For the ground truth comparison, we use a similarity metric that is based on a objective method for quality assessment, which is based on the human visual system. This metric, called the structural similarity index, was developed by Wang and Bovik [15] and is used here to objectively measure how close the images obtained from simulation with realistic settings are to that of the ideal simulation, and whether there is any improvement between the realistic simulations after the noise reduction algorithms are applied. The structural similarity index of the images evaluated below is also presented as a scalar value in Table 3, which also corroborates the results obtained by visual inspections of structural similarity images shown in Fig. 7. By observing Fig. 7, we can objectively say that the adaptive Wiener filter approximates the noiseless image better than the algorithm using the classic Wiener filter. It is also noticeable that the noise reduction improved the iodine density image more than water density images, as its SSIM seems to show that the corrected image approximates the noiseless image to a higher degree.

Discussion

Overall, both density and virtual monochromatic images that were obtained after noise correction with the adaptive Wiener algorithm had much better defined edges and were much less noisy, with both higher CNR and SNR when compared to the raw images. The average value of a region was minimally altered, preserving valuable information that should not be altered.

However, limitations occur due to our usage of the edges from the raw VMI with minimum noise (70 keV), which does not necessarily contain all the edges from other energies.
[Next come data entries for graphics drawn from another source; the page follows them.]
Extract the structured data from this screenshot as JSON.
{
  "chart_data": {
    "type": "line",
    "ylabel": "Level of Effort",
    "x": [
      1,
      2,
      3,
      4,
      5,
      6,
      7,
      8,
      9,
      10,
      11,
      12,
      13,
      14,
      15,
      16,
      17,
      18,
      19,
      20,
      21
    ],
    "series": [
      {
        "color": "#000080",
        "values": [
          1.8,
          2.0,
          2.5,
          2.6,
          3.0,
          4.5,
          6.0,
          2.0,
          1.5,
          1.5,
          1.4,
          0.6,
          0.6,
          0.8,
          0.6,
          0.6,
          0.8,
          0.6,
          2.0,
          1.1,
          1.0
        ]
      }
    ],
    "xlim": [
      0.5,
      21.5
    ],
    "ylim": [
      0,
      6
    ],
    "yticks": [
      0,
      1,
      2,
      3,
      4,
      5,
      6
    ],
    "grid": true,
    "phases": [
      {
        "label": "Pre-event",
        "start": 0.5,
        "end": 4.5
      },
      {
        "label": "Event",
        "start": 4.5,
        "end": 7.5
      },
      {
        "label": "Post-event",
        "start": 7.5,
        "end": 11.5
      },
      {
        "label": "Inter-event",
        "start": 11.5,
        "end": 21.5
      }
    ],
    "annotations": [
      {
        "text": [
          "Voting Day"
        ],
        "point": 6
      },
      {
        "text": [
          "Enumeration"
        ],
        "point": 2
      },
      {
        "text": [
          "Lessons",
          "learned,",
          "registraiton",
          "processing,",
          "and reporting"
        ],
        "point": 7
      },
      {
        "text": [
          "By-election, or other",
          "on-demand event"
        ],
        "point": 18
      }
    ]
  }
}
Still, the visual appearance of the images is much better and less plagued by noise.

Even though the final values of both iodine and water density images are kept as close as possible to the original images, commonly used thresholds for some specific pathologies may have to be updated. We have found that the CNR of lower-range virtual monochromatic images is not always improved. This is consistent with the results reported in Grant et al. [3], where the contrast of iodine at these low-energy levels increases less than the noise. Finally, our noise-corrected images have yet to undergo a subjective evaluation in a controlled clinical environment.

Conclusion

We have developed a new noise correction algorithm that uses an ANW filter to improve the quality of the material density images and virtual mono-chromatic images. Our algorithm’s key innovations lie in (1) the usage of a customized adaptive Wiener filter, developed specifically for DECT material density images, and (2) adaptations required to keep details and avoid over-blurring of the image when combined with the anisotropic filter.

The anisotropic filter also required changes in its noise estimation function, which is more sensitive to noise than in our previous work. The algorithm is presented in an easy-to-implement work flow, and extensive quantitative analyzes were made to confirm the quality of the images after noise correction.